The First Amendment to the United States Constitution prohibits governmental infringement on free expression and the free exercise of religious conscience.  U.S. Const. amend. I.  The writers of the First Amendment did not say “make no law abridging freedom of speech, unless you seek to prohibit and punish a person’s conscience-based pro-life viewpoint on the topic of abortion.”  Instead, the Framers of the First Amendment doubly protected such freedom of expression. Kennedy v. Bremerton School District, 142 S. Ct. 2407, 2421, 2426 (2022)

In Hill v. Colorado, 530 U.S. 703 (2000), the Supreme Court drifted away from its constitutional jurisprudence recognizing First Amendment freedoms as a fundamental liberty interest requiring the most rigorous scrutiny.  Even though the government’s action prohibiting content-based speech in Hill substantially infringed on First Amendment protected liberty, Hill simply deemed it a permissible content-neutral time, place, and manner regulation satisfying intermediate scrutiny — wrongly failing to require appropriate justification by the government for its conduct. This was so even though the law regulated expression in a content-based way, in some of the most historically revered public places traditionally protected for speech.  The nature of Hill’s erroneous First Amendment jurisprudence, its poor reasoning, the significance of post-Hill First Amendment cases, and lack of a legitimate reliance interest, all support the need for the U.S. Supreme Court to to overturn Hill.

When a court correctly decides a precedent, other courts ought to adhere to that precedent under the doctrine of stare decisis. See Dobbs v Jackson Women’s Health Org., 142 S.Ct. 2228, 2261-62 (2022) (recognizing valuable ends served by the doctrine) This doctrine substantially contributes to good governance by providing the predictability and consistency necessary for the citizenry to reliably function within the Rule of Law. Id.  For example, the doctrine protects those acting in reliance on a past decision, fosters fair decision-making, and helps preserve integrity of the judicial process. Id.  

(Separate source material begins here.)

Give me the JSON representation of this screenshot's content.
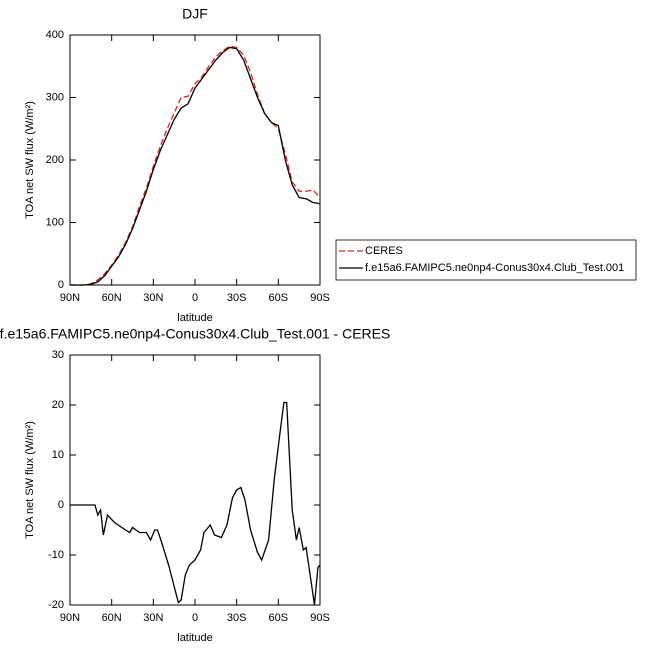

Stare decisis must not apply though in cases like Roe, or Hill when the decision in question was not only knowingly incorrect but unconstitutional. The doctrine of stare decisis must not be used to immortalize a decision that is contrary to a true and correct reading of the Constitution.  The doctrine “is not an inexorable command,” and it “is at its weakest when [the Court] interpret[s] the Constitution.” Dobbs, 142 S.Ct. at 2262  (quoting Pearson v Callahan, 555 U.S. 223, 233 (2009) and Agostini v. Felton, 521 U.S. 203, 235 (1997)).

Simply because the decision in Hill occurred, does not mean it must stand.  Incorrect decisions require correction, not preservation.  Dobbs, 142 S.Ct. at 2262 (recognizing a high value on having matters concerning constitutional liberty “settled right”).  Just as the Supreme Court properly ceased to adhere to Roe’s error for the sake of “predictability” or “consistency” it ought to likewise do so on this issue as well.  Being consistently and predictably unconstitutionally wrong is no virtue.  “No interest which could be served by so rigid an adherence to stare decisis is superior to the demands of a system of justice based on a considered and a consistent application of the Constitution.” Graves v. Schmidlapp, 315 U.S. 657, 665 (1942).  Correcting an erroneous constitutional ruling is an “appropriate circumstance” to “reconsider and, if necessary, overrule constitutional decisions.” Dobbs, 142 S.Ct. at 2262.

Unless the U.S. Supreme Court affirmatively acts to restore fundamental right status to First Amendment expression, Hill, as a practical matter, denudes any meaningful constitutional protection for expression or conscience as a limit on the exercise of government power. 

The Court should, therefore, in an appropriate case, revisit Hill, and correct the error.

About the Author

Prof. William Wagner
WFFC Distinguished Chair for Faith & Freedom at SAU
Professor Wagner holds the WFFC Distinguished Chair for Faith & Freedom at Spring Arbor University. He has a special interest in building and preserving environments where Christians may share the Good News of Jesus, free from persecution and oppression.